Since this footage was shot I have finished the leg vise and you can see it if you look close in one of the opening photos. I’ll post that part soon, but really y’all are caught up to my progress now.
Oh yeah, let me know what you think of my new opening credits segment with episode specific shots.


4 responses so far ↓
1 Bob Rozaieski // Dec 9, 2009 at 8:38 am
Bench looks great Shannon! You probably mentioned it in the video and I probably just missed it, but what are the two metal channels that you routed into the bottom of the bench top for?
2 Shannon // Dec 9, 2009 at 11:56 am
Thanks Bob. You know I may not have mentioned the purpose of those grooves let alone the steel reinforcement. I have been working on this bench for so long and the design is now second nature so sometimes what is in my head as obvious is not to my audience. The groove is for a sliding leg vise. Were I just using a sliding deadman I would not reinforce it, but due to the pressures exerted by a vise I installed the steel to prevent the front edge of the bench top from bowing out. The sliding vise assembly will have a tenon at the top and a V groove at the bottom that will ride on the V shaped lower stretcher. I put the groove on both sides of the bench to allow for greater versatility if I was working from both sides of the bench simultaneously. Probably won’t happen much but it would be next to impossible to go back and rout it after the fact.
3 Torch02 // Dec 14, 2009 at 11:19 am
I love these bench assembly videos – I’m sure I’ll be coming back to them once I start on my bench.

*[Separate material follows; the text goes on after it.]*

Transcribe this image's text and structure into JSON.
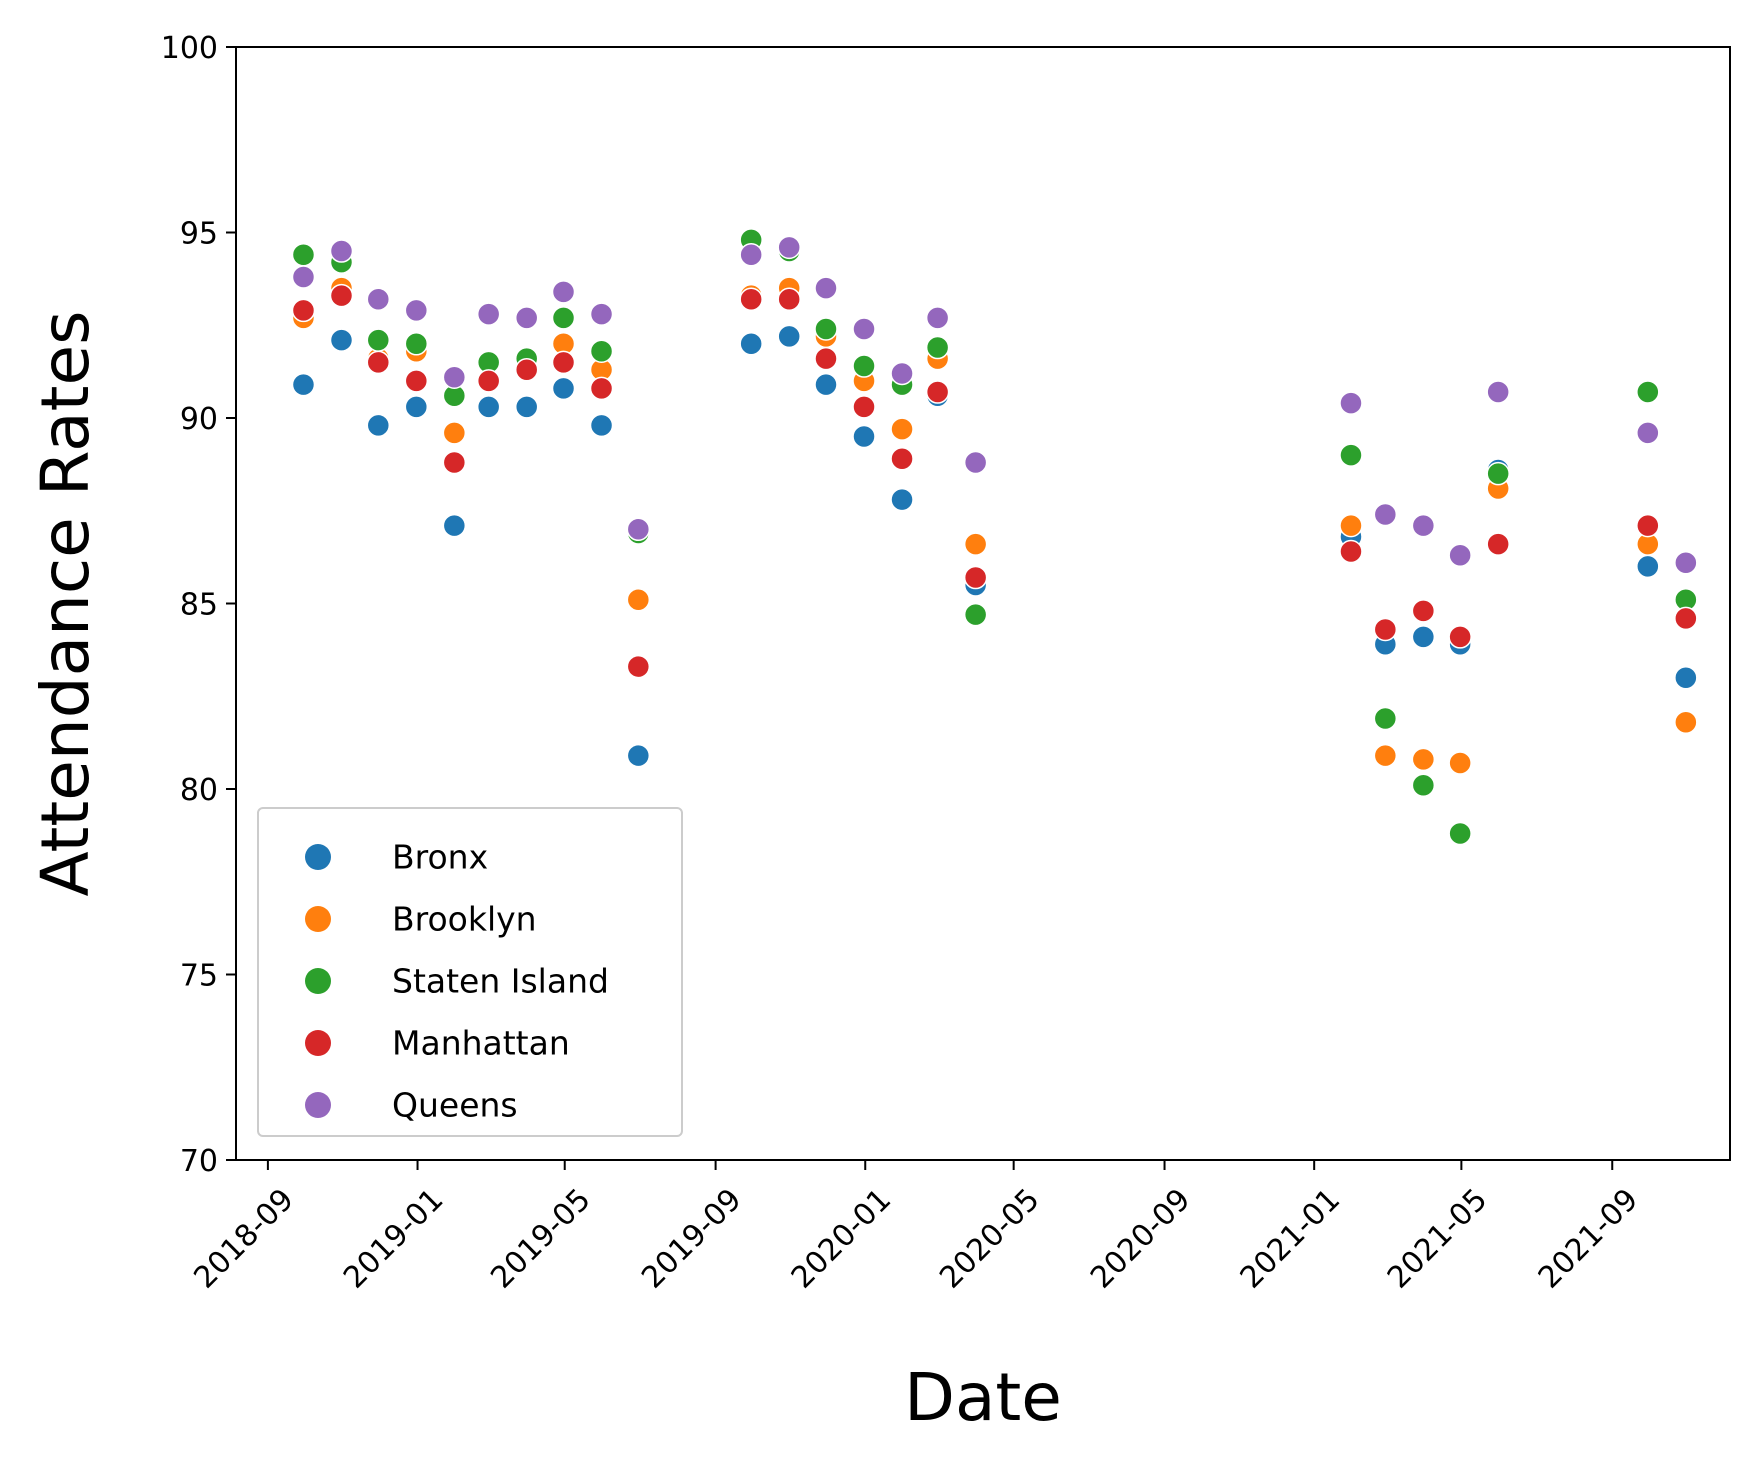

I’m just catching up on these videos, so I apologize if you covered this in an earlier video, but why did you make the tenons for the stretchers more like half-lap joints, instead of having them centered on the board? Is there a strength element in the decision?
4 Shannon // Dec 14, 2009 at 2:11 pm
There are a couple of reasons. First it was easier and faster to build them this way since I laminated two boards together. Second this allows me to build a really thick tenon while still having a thick mortise wall in the leg. So the answer is both structurally as well as ease of execution.